Dernière remarque : ce que nous demandons aux Etats-Unis n'est pas insurmontable de leur part ; quelques semaines suffiraient pour nous fournir les informations indispensables. Même sur le sujet de l'autorité de contrôle nationale, il semblerait que les Etats-Unis n'en rejettent plus le principe ; il semble que nous atteignions le moment où ils cessent de nous dire qu'il faut que nous ayions une politique extrêmement libérale en matière de données informatisées ; où ils envisagent sérieusement de légiférer dans le domaine de la protection des données personnelles. Il ne faut sans doute pas nous précipiter dans la direction opposée au moment où les Etats-Unis semblent changer d'orientation, ce qui pourrait nous permettre d'aboutir à une certaine convergence entre Américains et Européens.
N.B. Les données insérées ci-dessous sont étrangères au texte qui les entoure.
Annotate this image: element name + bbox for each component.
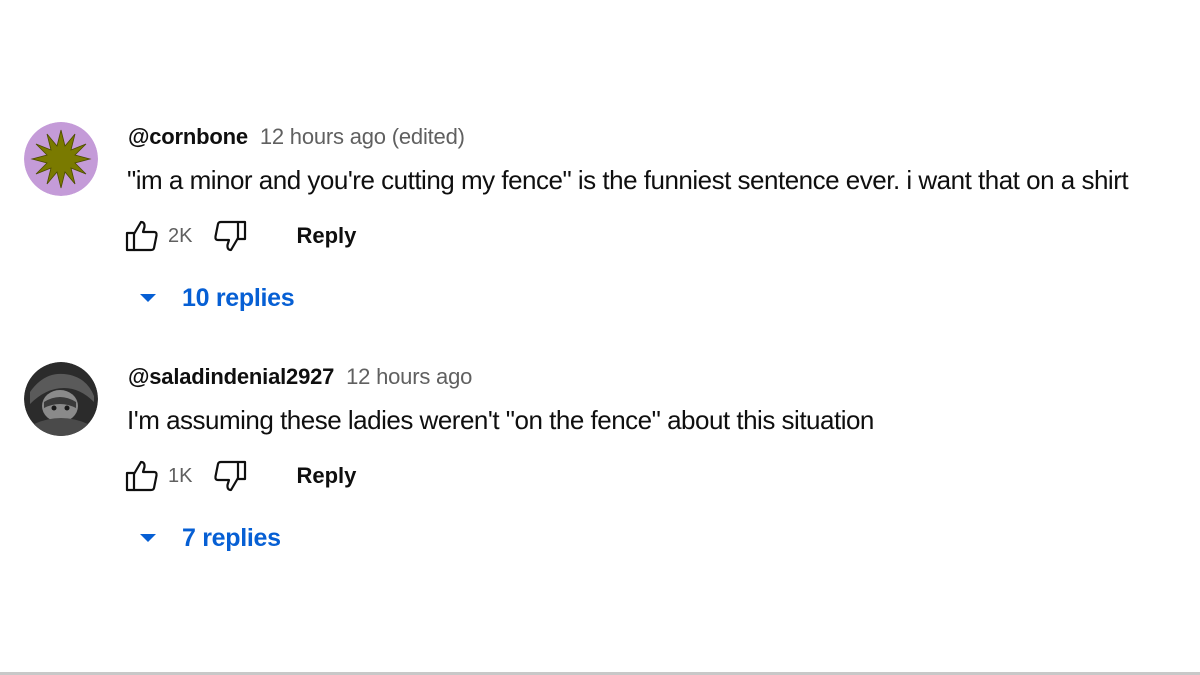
reply-button[interactable]: Reply	[296, 463, 356, 489]
sunburst-avatar-icon	[24, 122, 98, 196]
caret-down-icon	[140, 294, 156, 302]
comment-actions: 1K Reply	[122, 456, 356, 496]
like-count: 2K	[168, 224, 193, 247]
like-button[interactable]	[122, 456, 162, 496]
dislike-button[interactable]	[210, 216, 250, 256]
caret-down-icon	[140, 534, 156, 542]
dislike-button[interactable]	[210, 456, 250, 496]
like-count: 1K	[168, 464, 193, 487]
like-button[interactable]	[122, 216, 162, 256]
thumbs-down-icon	[214, 220, 247, 252]
replies-label: 10 replies	[182, 283, 295, 312]
comment-header: @cornbone 12 hours ago (edited)	[128, 124, 465, 150]
thumbs-up-icon	[125, 460, 158, 492]
comments-section: @cornbone 12 hours ago (edited) "im a mi…	[0, 0, 1200, 675]
comment-actions: 2K Reply	[122, 216, 356, 256]
reply-button[interactable]: Reply	[296, 223, 356, 249]
avatar[interactable]	[24, 362, 98, 436]
avatar[interactable]	[24, 122, 98, 196]
comment-timestamp[interactable]: 12 hours ago	[346, 364, 472, 389]
comment-author[interactable]: @saladindenial2927	[128, 364, 334, 389]
thumbs-down-icon	[214, 460, 247, 492]
comment-author[interactable]: @cornbone	[128, 124, 248, 149]
comment-text: I'm assuming these ladies weren't "on th…	[127, 405, 874, 435]
replies-label: 7 replies	[182, 523, 281, 552]
comment-text: "im a minor and you're cutting my fence"…	[127, 165, 1129, 195]
view-replies-button[interactable]: 10 replies	[136, 278, 295, 318]
dark-character-avatar-icon	[24, 362, 98, 436]
view-replies-button[interactable]: 7 replies	[136, 518, 281, 558]
comment-header: @saladindenial2927 12 hours ago	[128, 364, 472, 390]
thumbs-up-icon	[125, 220, 158, 252]
comment-timestamp[interactable]: 12 hours ago (edited)	[260, 124, 465, 149]
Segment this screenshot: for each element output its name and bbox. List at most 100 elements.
A l'issue de ce débat, la délégation a adopté à l'unanimité les conclusions suivantes :
Conclusions de la délégation
La délégation pour l'Union européenne,
Saisie, en application de l'article 88-4 de la Constitution, du projet d'accord entre les Etats-Unis d'Amérique et l'Office européen de police (Europol) (E 1869),
1. Accepte de lever la réserve parlementaire sur le texte E 1869, tout en s'interrogeant sur la portée pratique, pour la lutte contre les formes graves de criminalité internationale, d'un accord de coopération qui exclut la transmission de données à caractère personnel.
2. Demande au Gouvernement de veiller, lors de l'élaboration de l'accord entre les Etats-Unis et Europol qui permettra la transmission de données à caractère personnel :
- à ce que ce nouvel accord précise les définitions qu'utiliseront les Etats-Unis pour les diverses formes de criminalité visées par l'accord ;
- à ce que l'Assemblée nationale et le Sénat disposent, pour l'examen de ce nouvel accord, de l'intégralité des délais utiles prévus par le protocole relatif aux parlements nationaux et par les textes d'application de l'article 88-4 de la Constitution.